Elsewhere, British bookies at William Hill are holding off on posting McEwan’s Booker-odds until they can figure out if the new book is even eligible for the prize, since it’s arguably not a novel but a novella, something expressly outside the mandate of the Man-Booker.
On the critical side, the Toronto Star’s Phil Marchand has no doubt as to what the book is: ” Marchand likes the book a lot, and for its very brevity – perhaps not surprising for a weekly book critic.
In The Globe and Mail, novelist Michael Redhill also likes the new book – which he comes right out and calls a “novel” in his first sentence. “In On Chesil Beach,” Redhill writes, “McEwan shows his usual restraint, rendering large emotional moments with a fine brush, and small moments with a single hair.” (Which makes us wonder: what does McEwan use for medium-sized moments?)
In The Montreal Gazette, Ian McGillis splits the novel-novella difference by writing that “On Chesil Beach is a short novel, hardly more than a long short story in word-count terms, but every sentence serves a purpose and the prose is diamond-hard.”
















Ian has every right to make his point to Natasha Walter about not identifying a novel’s character’s beliefs with the authors because she did do that.
Personally I was confused by what she said since I know Ian rather well from long before “First Love, Last Rites”, but from after CND days, and I was very surprised to see him pictured by the review as such a peace-activist sceptic.
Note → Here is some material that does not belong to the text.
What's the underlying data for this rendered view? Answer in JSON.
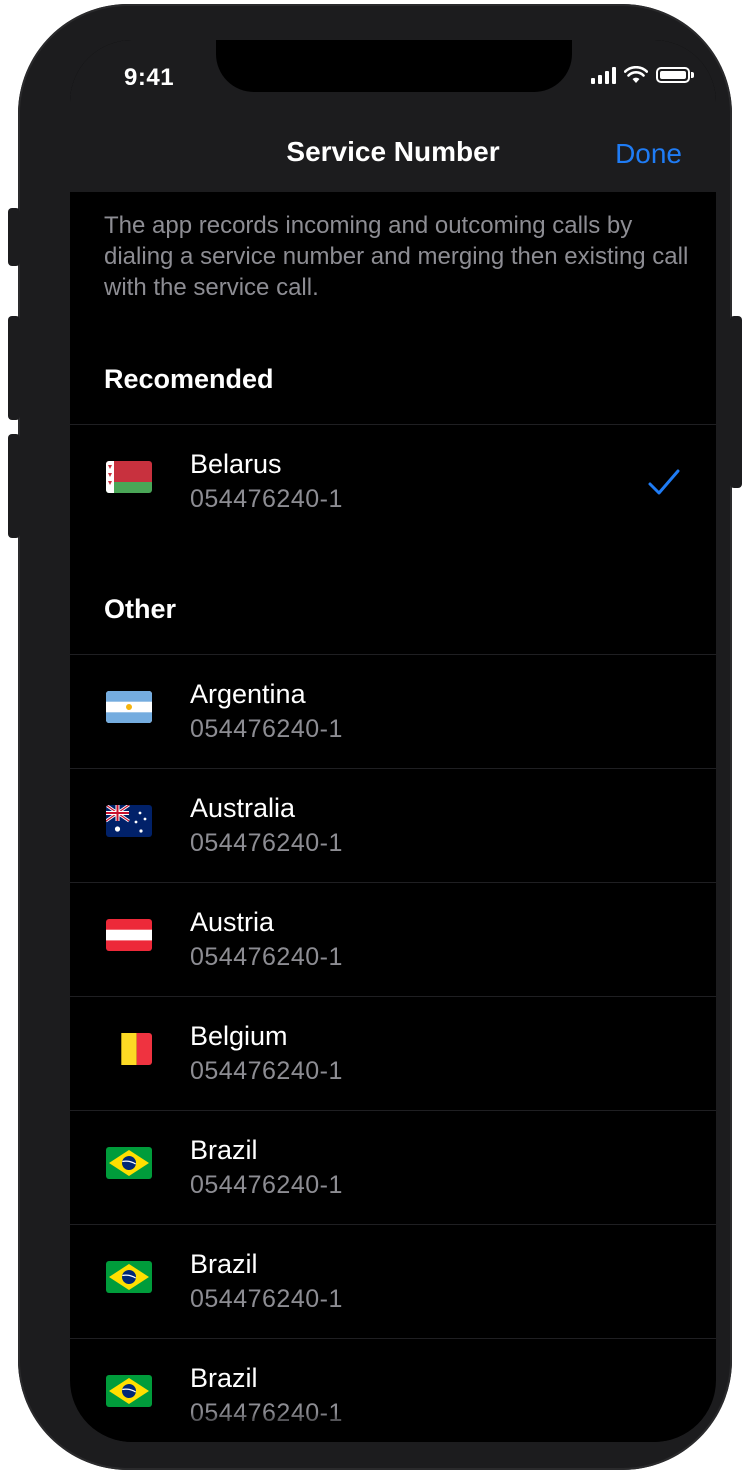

At the time I read her review my reaction was - “Oh well, that’s definitely a side of Ian that I was never aware of”. It didn’t shake my fondness for him or cause me to tear my hair out in clumps.
But just as Ian in his writing builds situations and characters with a very fine, delicate and precise brush I can well understand his concern to keep his public persona clear and clean and therefore desire to clarify this issue.
I’m glad that you aired it and that it came to my attention.
Incidentally i don’t think that he would be embarrassed if I mention one of my fondest Ian memories: I visited him at his home in Stockwell shortly after the US publication of John Irving’s “The World According to Garp”. He had been sent a review copy and proceded to read aloud to me the most horrific passage in the book [at least for a male]. One delightful moment out of many.